At the end of forty days Noah opened the window of the ark that he had made and sent out the raven; and it went to and fro until the waters were dried up from the earth. Then he sent out the dove from him, to see if the waters had subsided from the face of the ground; but the dove found no place to set its foot, and it returned to him to the ark, for the waters were still on the face of the whole earth. So he put out his hand and took it and brought it into the ark with him. He waited another seven days, and again he sent out the dove from the ark; and the dove came back to him in the evening, and there in its beak was a freshly plucked olive leaf; so Noah knew that the waters had subsided from the earth. Then he waited another seven days, and sent out the dove; and it did not return to him any more.
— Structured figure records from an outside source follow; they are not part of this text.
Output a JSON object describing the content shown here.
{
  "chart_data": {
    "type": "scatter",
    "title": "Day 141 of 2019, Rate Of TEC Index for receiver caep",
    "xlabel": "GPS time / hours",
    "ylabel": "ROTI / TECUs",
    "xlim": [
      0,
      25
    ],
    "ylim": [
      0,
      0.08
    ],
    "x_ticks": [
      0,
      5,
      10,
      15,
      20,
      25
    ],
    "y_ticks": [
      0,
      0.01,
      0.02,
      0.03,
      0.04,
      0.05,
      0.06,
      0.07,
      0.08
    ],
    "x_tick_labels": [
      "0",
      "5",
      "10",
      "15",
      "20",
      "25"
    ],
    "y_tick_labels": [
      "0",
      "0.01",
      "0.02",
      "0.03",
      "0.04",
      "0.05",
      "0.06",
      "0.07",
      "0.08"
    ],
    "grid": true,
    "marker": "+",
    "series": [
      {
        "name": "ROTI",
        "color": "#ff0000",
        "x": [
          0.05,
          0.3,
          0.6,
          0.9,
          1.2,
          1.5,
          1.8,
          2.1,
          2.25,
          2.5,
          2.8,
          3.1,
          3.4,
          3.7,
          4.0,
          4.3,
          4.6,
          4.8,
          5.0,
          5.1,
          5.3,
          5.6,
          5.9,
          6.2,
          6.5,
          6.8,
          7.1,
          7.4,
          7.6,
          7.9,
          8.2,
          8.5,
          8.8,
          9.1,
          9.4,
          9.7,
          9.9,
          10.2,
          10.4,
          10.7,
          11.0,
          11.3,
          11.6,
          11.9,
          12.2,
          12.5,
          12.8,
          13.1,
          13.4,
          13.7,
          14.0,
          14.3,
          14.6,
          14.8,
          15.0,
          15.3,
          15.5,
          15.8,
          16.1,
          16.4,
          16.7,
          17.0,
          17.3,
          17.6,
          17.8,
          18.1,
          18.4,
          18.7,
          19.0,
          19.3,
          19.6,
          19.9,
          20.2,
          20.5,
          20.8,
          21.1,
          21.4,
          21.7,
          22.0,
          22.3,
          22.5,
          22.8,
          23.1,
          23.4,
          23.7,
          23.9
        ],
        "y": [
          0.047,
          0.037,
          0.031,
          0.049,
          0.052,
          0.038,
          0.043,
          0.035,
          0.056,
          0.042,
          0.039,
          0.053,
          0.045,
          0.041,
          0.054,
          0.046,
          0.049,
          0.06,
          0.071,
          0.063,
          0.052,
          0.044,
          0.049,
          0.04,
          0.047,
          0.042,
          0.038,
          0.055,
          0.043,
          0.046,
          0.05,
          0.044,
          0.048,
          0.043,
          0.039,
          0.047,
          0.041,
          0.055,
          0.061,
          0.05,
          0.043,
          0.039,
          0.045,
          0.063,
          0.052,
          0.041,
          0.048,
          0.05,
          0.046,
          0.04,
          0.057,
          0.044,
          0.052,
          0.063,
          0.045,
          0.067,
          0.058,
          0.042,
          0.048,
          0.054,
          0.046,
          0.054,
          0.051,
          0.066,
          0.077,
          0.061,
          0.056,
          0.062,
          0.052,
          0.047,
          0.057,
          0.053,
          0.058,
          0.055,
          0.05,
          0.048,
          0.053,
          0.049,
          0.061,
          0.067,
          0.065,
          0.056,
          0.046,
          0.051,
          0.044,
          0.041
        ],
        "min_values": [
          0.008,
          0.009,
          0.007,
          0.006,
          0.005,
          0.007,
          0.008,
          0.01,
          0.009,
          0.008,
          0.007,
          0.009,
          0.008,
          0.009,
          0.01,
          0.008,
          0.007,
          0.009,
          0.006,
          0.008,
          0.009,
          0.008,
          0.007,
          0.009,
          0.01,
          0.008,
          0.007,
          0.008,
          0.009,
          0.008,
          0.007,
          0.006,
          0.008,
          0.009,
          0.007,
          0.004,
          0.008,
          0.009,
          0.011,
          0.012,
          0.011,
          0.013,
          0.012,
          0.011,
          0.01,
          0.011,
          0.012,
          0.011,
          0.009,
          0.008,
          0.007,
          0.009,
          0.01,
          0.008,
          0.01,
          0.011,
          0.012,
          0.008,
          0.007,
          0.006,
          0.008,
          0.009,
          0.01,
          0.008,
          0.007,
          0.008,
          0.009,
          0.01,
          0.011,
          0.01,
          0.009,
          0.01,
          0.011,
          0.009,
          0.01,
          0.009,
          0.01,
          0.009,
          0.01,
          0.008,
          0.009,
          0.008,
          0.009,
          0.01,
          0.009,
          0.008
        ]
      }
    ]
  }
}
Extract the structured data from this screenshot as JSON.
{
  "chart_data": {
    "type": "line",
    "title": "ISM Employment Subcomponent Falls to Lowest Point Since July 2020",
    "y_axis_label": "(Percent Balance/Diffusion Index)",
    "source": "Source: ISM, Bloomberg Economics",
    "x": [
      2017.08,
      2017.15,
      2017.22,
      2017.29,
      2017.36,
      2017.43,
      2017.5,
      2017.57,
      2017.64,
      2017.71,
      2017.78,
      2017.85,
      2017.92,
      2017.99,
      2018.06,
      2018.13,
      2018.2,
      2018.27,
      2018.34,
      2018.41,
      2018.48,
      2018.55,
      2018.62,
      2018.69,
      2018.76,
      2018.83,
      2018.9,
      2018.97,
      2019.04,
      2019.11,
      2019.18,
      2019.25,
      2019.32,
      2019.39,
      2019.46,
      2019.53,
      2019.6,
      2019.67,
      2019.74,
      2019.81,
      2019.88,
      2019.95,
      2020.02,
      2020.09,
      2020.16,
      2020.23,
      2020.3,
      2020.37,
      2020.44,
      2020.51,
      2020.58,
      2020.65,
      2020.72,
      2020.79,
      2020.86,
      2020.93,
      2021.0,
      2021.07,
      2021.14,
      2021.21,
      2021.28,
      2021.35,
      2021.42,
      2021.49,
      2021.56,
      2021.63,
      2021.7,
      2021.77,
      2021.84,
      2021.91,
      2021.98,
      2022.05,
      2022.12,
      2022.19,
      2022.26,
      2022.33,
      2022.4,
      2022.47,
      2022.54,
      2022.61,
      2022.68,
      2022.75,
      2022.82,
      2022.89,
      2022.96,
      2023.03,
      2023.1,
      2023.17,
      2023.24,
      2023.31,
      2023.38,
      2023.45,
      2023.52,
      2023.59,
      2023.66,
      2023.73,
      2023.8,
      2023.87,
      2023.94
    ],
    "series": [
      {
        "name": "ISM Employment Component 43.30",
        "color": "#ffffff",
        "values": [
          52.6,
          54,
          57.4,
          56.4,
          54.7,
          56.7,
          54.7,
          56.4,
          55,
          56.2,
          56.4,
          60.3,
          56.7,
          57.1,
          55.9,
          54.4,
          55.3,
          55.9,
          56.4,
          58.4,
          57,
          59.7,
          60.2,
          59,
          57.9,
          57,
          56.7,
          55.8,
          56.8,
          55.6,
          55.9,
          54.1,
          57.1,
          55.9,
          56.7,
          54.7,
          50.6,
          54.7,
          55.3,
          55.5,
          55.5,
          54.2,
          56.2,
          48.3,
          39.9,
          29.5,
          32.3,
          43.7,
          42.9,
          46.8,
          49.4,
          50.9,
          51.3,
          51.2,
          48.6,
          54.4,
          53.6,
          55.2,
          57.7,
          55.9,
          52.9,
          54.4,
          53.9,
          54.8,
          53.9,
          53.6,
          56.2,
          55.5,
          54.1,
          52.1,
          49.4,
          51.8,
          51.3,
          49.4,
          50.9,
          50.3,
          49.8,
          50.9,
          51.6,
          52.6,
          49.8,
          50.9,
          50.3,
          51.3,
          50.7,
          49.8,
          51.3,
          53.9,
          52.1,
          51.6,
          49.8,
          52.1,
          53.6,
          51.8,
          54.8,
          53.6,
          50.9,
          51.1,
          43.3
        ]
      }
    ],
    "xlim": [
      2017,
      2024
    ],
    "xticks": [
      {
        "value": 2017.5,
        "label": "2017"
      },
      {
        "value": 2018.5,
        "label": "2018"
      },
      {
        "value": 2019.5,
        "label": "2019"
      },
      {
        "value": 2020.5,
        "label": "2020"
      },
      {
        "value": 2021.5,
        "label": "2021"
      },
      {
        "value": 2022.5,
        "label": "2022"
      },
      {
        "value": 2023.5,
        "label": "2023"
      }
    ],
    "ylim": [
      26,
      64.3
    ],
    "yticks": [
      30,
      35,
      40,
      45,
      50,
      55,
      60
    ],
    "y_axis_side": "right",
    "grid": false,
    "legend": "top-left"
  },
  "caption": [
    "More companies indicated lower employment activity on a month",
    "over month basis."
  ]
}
Then God said to Noah and to his sons with him, ‘As for me, I am establishing my covenant with you and your descendants after you, and with every living creature that is with you, the birds, the domestic animals, and every animal of the earth with you, as many as came out of the ark. I establish my covenant with you, that never again shall all flesh be cut off by the waters of a flood, and never again shall there be a flood to destroy the earth.’ God said, ‘This is the sign of the covenant that I make between me and you and every living creature that is with you, for all future generations: I have set my bow in the clouds, and it shall be a sign of the covenant between me and the earth. When I bring clouds over the earth and the bow is seen in the clouds, I will remember my covenant that is between me and you and every living creature of all flesh; and the waters shall never again become a flood to destroy all flesh. When the bow is in the clouds, I will see it and remember the everlasting covenant between God and every living creature of all flesh that is on the earth.’ God said to Noah, ‘This is the sign of the covenant that I have established between me and all flesh that is on the earth.’

New Testament Lesson: Romans 11: 1-3, 7

I ask, then, has God rejected his people? By no means! I myself am an Israelite, a descendant of Abraham, a member of the tribe of Benjamin. God has not rejected his people whom he foreknew. Do you not know what the scripture says of Elijah, how he pleads with God against Israel? ‘Lord, they have killed your prophets, they have demolished your altars; I alone am left, and they are seeking my life.’

What then? Israel failed to obtain what it was seeking. The elect obtained it, but the rest were hardened,

Meditations For Your Week

Sunday, July 9~ Saturday, July 15

Sunday: “These are the descendants of Noah. Noah was a righteous man,  blameless in his generation; Noah walked with God.” Genesis 6:9 To  walk with God is to know well enough God to walk to step with God.  Where are you walking with God?

Monday: “Now the earth was corrupt in God’s sight, and the earth was filled with violence.”  Genesis 6:11. God has never stopped seeing the pain of the world.  Laments and tears have always been the way of God’s people to respond to the pain of the world.  Cry out in prayer to God in brokenness of the world.

Tuesday: “But I will establish my covenant with you; and you shall come into the ark, you, your sons, your wife, and your sons’ wives with you.” Genesis 6:18. God’s covenant is a promise of everlasting connection.  A covenant in the midst of life, not away from it.  Give thanks to God for God’s presence in the midst of life.

Wednesday: “Noah did this; he did all that God commanded him.” Genesis 6:22. Noah responded to God’s commands with obedience.  Many of us ask God to speak clearly and show us a sign.  Prepare your heart to respond to God’s commands with obedience.

Thursday: “The flood continued for forty days on the earth; and the waters increased, and bore up the ark, and it rose high above the earth.” Genesis 7:17. The storms of life continue to increase, but the ark holds.  Where do you need to turn to God as shelter, in midst of life’s storms?

Friday: “Noah waited another seven days, and again he sent out the dove from the ark.” Genesis 8:10. Noah did not give up hope, but kept watching for the waters to subside and testing the ground.  Where do you need to be encouraged to keep waiting on God, while testing the ground?